The paper reports strongly positive results, highlighting a considerable increase in classification accuracy across multiple datasets when employing the generated hypotheses compared to few-shot prompting and supervised learning benchmarks. Specifically:

  • Improvements Over Baselines: The methodology achieves a 31.7% improvement on a synthetic dataset and respective improvements of 13.9%, 3.3%, and 24.9% on real-world datasets over few-shot prompting.
  • Comparison with Supervised Learning: In comparison to supervised learning models, HypoGeniC demonstrates superior performance on two challenging real-world datasets by margins of 12.8% and 11.2%.
  • Interpretability and Cross-Model Generalization: Beyond quantitative improvements, the generated hypotheses are shown to be interpretable and capable of generalizing across different LLMs and out-of-distribution datasets, corroborating and extending human theory.

Implications and Future Directions

The findings presented significantly contribute to our understanding of LLMs' potential in scientific hypothesis generation. Practically, this work opens new vistas in automating the generation of interpretable, data-driven hypotheses that not only match but can exceed human and existing AI baselines in predictive accuracy. Theoretically, it adds to the discourse on the exploitation-exploration paradigm in machine learning, suggesting novel ways LLMs can be steered to uncover patterns and relationships in data.

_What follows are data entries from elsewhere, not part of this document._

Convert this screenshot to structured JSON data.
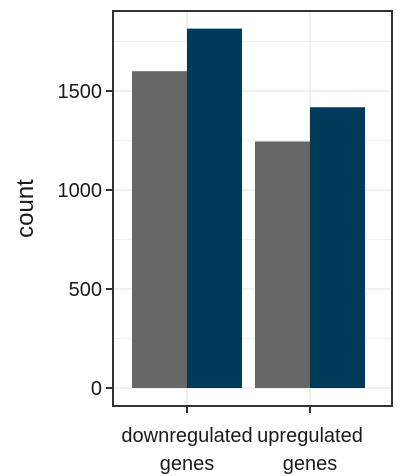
{
  "chart_data": {
    "type": "bar",
    "categories": [
      [
        "downregulated",
        "genes"
      ],
      [
        "upregulated",
        "genes"
      ]
    ],
    "series": [
      {
        "values": [
          1600,
          1245
        ],
        "color": "#666666"
      },
      {
        "values": [
          1815,
          1418
        ],
        "color": "#003a5b"
      }
    ],
    "ylabel": "count",
    "xlabel": "",
    "ylim": [
      0,
      1900
    ],
    "yticks": [
      0,
      500,
      1000,
      1500
    ],
    "grid": true,
    "legend": "none"
  }
}
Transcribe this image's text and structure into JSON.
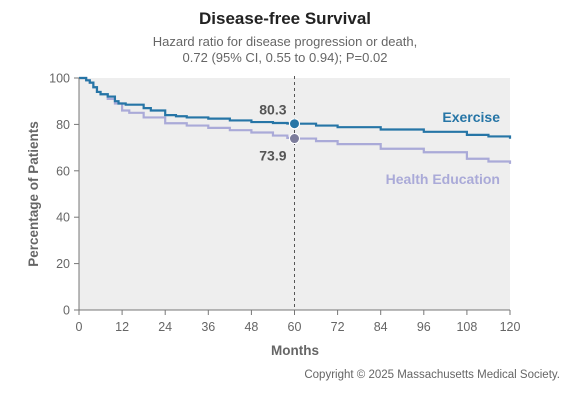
{
  "colors": {
    "exercise": "#2675a6",
    "health_education": "#aaaad8",
    "plot_background": "#eeeeee",
    "axis": "#777777"
  },
  "chart_data": {
    "type": "line",
    "title": "Disease-free Survival",
    "subtitle_lines": [
      "Hazard ratio for disease progression or death,",
      "0.72 (95% CI, 0.55 to 0.94); P=0.02"
    ],
    "xlabel": "Months",
    "ylabel": "Percentage of Patients",
    "xlim": [
      0,
      120
    ],
    "ylim": [
      0,
      100
    ],
    "xticks": [
      0,
      12,
      24,
      36,
      48,
      60,
      72,
      84,
      96,
      108,
      120
    ],
    "yticks": [
      0,
      20,
      40,
      60,
      80,
      100
    ],
    "grid": false,
    "reference_line_x": 60,
    "series": [
      {
        "name": "Exercise",
        "color_key": "exercise",
        "x": [
          0,
          2,
          3,
          4,
          5,
          6,
          8,
          10,
          11,
          12,
          13,
          18,
          20,
          24,
          27,
          30,
          36,
          42,
          48,
          54,
          58,
          60,
          66,
          72,
          84,
          96,
          108,
          114,
          120
        ],
        "y": [
          100,
          99,
          98,
          96,
          94,
          93,
          92,
          90,
          89,
          89,
          88.5,
          87,
          86,
          84,
          83.5,
          83,
          82.5,
          81.7,
          81,
          80.6,
          80.4,
          80.3,
          79.5,
          78.8,
          77.8,
          76.8,
          75.5,
          74.8,
          73.8
        ]
      },
      {
        "name": "Health Education",
        "color_key": "health_education",
        "x": [
          0,
          2,
          3,
          4,
          5,
          6,
          8,
          10,
          12,
          14,
          18,
          24,
          30,
          36,
          42,
          48,
          54,
          58,
          60,
          66,
          72,
          84,
          96,
          108,
          114,
          120
        ],
        "y": [
          100,
          99,
          98,
          96,
          94,
          93,
          91,
          89,
          86,
          85,
          83,
          80.5,
          79.5,
          78.5,
          77.5,
          76.5,
          75.2,
          74.2,
          73.9,
          72.8,
          71.5,
          69.5,
          68,
          65.2,
          64,
          63
        ]
      }
    ],
    "annotations": [
      {
        "x": 60,
        "y": 80.3,
        "text": "80.3",
        "series": "Exercise"
      },
      {
        "x": 60,
        "y": 73.9,
        "text": "73.9",
        "series": "Health Education"
      }
    ]
  },
  "footer": {
    "copyright": "Copyright © 2025 Massachusetts Medical Society."
  }
}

Furthermore, the ability of HypoGeniC to produce hypotheses that generalize across models and datasets hints at a deeper, model-agnostic understanding that LLMs can achieve, raising intriguing questions about the nature of knowledge representation within these models. This cross-generalization also underscores the robustness of the generated hypotheses, suggesting they tap into fundamental truths that transcend specific data distributions.

Looking ahead, the burgeoning field of AI-driven hypothesis generation stands on the cusp of transformative growth, with significant implications for accelerating scientific discovery in domains ranging from social sciences to natural sciences. Future research could extend these methodologies to incorporate multimodal data, leverage extensive literature, and explore the generation of hypotheses requiring nuanced domain-specific knowledge. Ultimately, as LLMs continue to evolve, their integration into the fabric of scientific inquiry promises to unveil new paradigms of understanding, heralding an era of enhanced collaboration between artificial intelligence and human intellect in the pursuit of knowledge.